David G. Bale
Wills and Trusts: What They Are and Why You Need Them Part 3
Wild Cards and Other Considerations
The above concerns and documents are often affected by unique aspects of a client's situation. These may include tax issues where the property is significant; family law issues, such as a blended family or situations requiring separate financial controls, gifting intent as between spouses to their families, or disability of a family member, to name a few.
As mentioned, wills are determined by state law. Therefore, it is important to consult with counsel when moving residence to another state, or if you have property in more than one state. While some states will honor a will prepared in another state, this is not always the case and depends on the circumstances of its creation and the domicile state law at the time of its creation.
If risk of litigation is present, there may be asset protection plans that should be used to protect the property for a family or an individual. Sometimes a Trust is used for this, and sometimes another type of legal entity may be useful, such as a limited liability company, partnership or corporation.
How property is held should be reviewed when planning. It may be held by the client under a title document, such as a bank or investment firm, or the asset may be held directly by the client. The property in question may be in a safe deposit box under a different name than the client's name.
There are really too many potential concerns of this type to list them all, and the discussion with the clients will hopefully flush out the issues and help resolve them.

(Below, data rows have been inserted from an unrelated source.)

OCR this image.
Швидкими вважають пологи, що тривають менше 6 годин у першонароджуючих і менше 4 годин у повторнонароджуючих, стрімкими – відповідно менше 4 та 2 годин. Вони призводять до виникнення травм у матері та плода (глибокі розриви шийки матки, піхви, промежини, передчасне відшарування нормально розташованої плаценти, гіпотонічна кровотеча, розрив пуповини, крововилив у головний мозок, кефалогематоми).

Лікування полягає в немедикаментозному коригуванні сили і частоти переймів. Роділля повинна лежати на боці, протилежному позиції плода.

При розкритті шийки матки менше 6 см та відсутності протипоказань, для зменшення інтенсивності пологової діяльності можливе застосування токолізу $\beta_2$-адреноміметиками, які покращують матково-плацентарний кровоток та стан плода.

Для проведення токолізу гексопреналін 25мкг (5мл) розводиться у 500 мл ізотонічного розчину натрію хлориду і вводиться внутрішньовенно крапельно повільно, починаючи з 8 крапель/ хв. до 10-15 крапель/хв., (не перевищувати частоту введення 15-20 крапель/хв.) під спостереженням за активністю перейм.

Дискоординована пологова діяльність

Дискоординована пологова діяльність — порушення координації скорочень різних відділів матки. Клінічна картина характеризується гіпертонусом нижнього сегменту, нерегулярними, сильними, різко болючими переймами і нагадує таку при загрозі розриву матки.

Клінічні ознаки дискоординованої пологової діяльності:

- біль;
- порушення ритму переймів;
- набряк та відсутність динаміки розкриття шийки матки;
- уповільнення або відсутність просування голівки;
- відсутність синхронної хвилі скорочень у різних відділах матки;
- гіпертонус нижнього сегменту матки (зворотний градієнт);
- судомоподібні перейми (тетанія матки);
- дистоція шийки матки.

So, getting it done in advance is imperative in order to meet the contingency of an adverse event.
Like my boyhood management of the farm fences, lack of planning can result in a poor use of resources. In my case, I may have enjoyed the independence and spirit of adventure tracking down the animals loosed on the neighbor's property. However, there were other more productive ways of spending my time, and even I had the occasional surly reaction to these animals grazing on a neighbor's property. I doubt many will enjoy collateral benefits from failure to do their estate planning!